My Online Real Estate Obsession

I have many pathologies, one of them is compulsive use of a website, Redfin.com.

There are many cities in which I look at homes. I look at homes for hours. I will never live in these homes. I will never live in these cities. Many of these cities I don’t even want to live in.

Nor am I looking to move at this time.

I hate moving, actually. I hate boxes and packing them and especially, unpacking them. It is why I still have unpacked boxes from moves several years ago.

But here is what I love: fantasy.

The fantasy of having a slide that shoots from the upstairs to the playroom in the basement (what lucky children live there)!

The fantasy of an old-school elevator, the kind with a collapsible metal screen painted black instead of a proper door, or an outdoor shower by the sea.

The fantasy of any number of architectural styles having nothing to do with one another: mid-century modern, Victorian vampire, camelback fixer-upper, exposed brick artist loft, ugly nouveau riche McMansion (often contains provocative innovations in toileting equipment).

I have realized what this is about. I want to have multiple lives, as many lives as possible.

I want more.

The older I get, the more I have seen the irrevocable finitude of others. And I see my finitude. This one life of mine is moving fast, seemingly accelerating because that is what happens when you gain perspective by way of time.

By fantasizing about a succession of alternate lives, I am able to pretend I have more runway than I probably do. (Though I consider myself to be quite healthy and put effort into that—it would be awesome to live as long as possible.)

I rawdog this website, Redfin.com, no account, no app, gawking homes in my pretend cloak of anonymity.

Of course every site I’ve ever visited is tracking me with “cookies.”

Of course Mark Zuckerberg, Elon Musk, Jeff Bezos and the supposedly depersonalized algorithm know everything.

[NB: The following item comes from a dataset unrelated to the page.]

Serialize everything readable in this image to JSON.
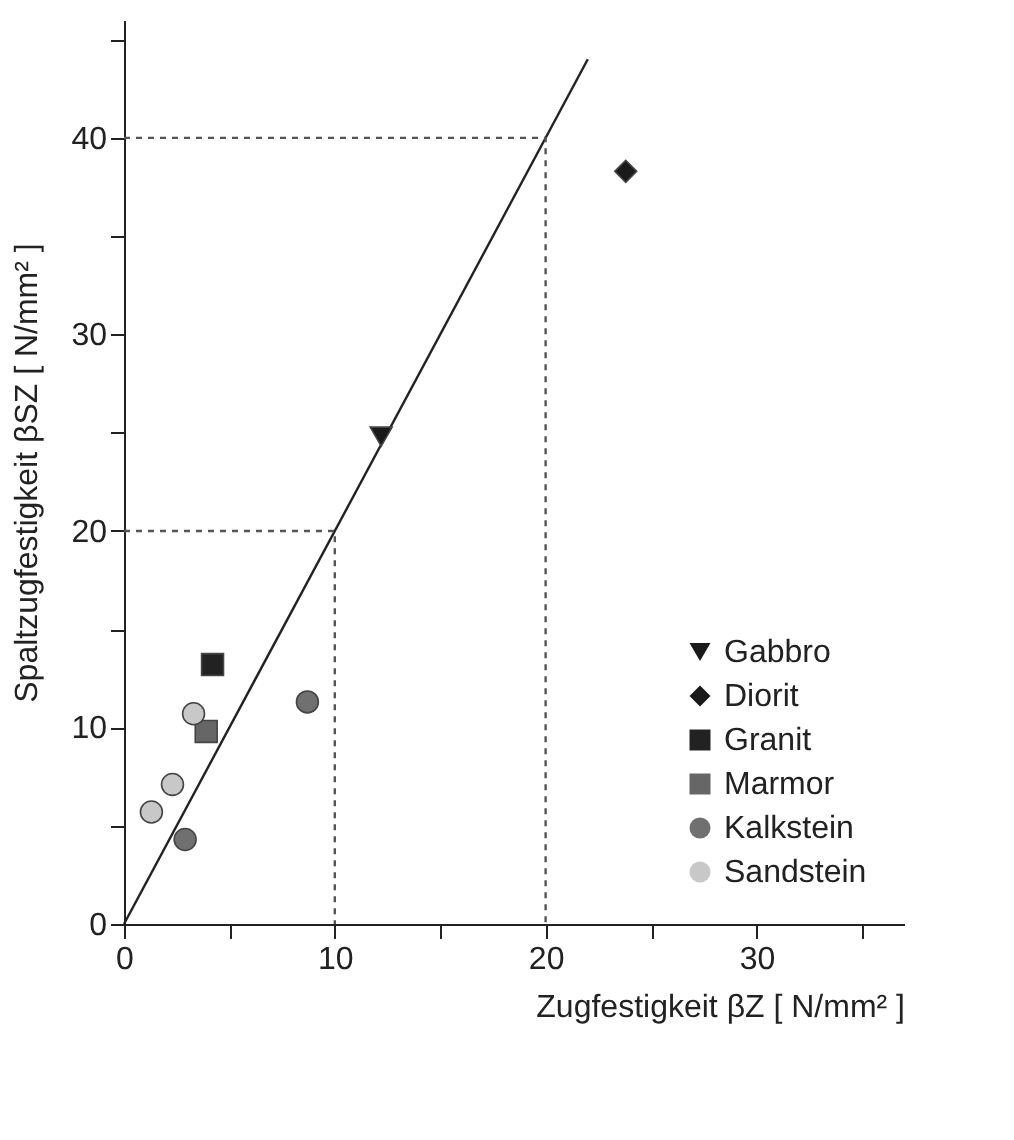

Redfin.com and the whole internet control apparatus knows damn well I’m a middle-age woman with a long list of additional monetizable insecurities and obsessions (to flatter the ego, we’ll relabel them ‘aspirations’) not specified here. This is escapism with no escape hatch.

Holding A Baby And An iPhone

I live-tweeted labor. The first night of my daughter’s life I realized I was going to be nursing for long stretches overnight; I began using my phone to stay awake. Every night I spent hours nursing her quietly, listening to her sweet little swallows, and surfing the Internet like it was the best Gidget movie in the world. I developed eye strain, and my carpal tunnel flared up again.

Eventually maternity leave was over. I held a different job then, one I loved, but I was also a rare part-time employee on a staff of full-timers. That meant checking in on email all the time anyway, so I wouldn’t fall behind.

Work-life balance is this elusive thing. It’s a psychic pair of skinny jeans, designed to punish. Work-life balance is not a gender-neutral phrase. Work-life balance may as well be Morse code for throwing women to the wolves. We are expected to take care of our families, make nice food that looks like it belongs on Instagram, and shatter glass ceilings through perseverance and sheer will. (Friendly reminder: There are no personal solutions to societal problems.)

Generally I suck at work/life balance, as do a good portion of the people I know, because we are expected to work all the time and we have the Internet with us almost everywhere we go.

And yet I’m not complaining: I’m fortunate that my line of work so happens to be my life passion. Still, if work/life balance means having two separate spheres of life that are both well-tended, nope, I don’t have that.

I’m the woman who is opening up Slack for conversations with a colleague while my daughter eats in a high chair next to me. You can catch me firing off work emails at the playground. And I’m ashamed by how often I look at Facebook when she is in my care.

My daughter has taught me a love of presence. We should listen to crickets and wonder what they are. An airplane overhead is worth pointing to and talking about. Silence is a lavish gift — seriously, take it when you can get it.

It is hard for me to reconcile my actual and/or perceived need to be always available online with being the attentive mother I want to be. And yet, I am terrifically proud to be a working mother, and I claim that title. I can’t wait until my daughter is old enough to realize that the woman suffrage poster in her bedroom is not just wall art, and that her mom is a troublemaker.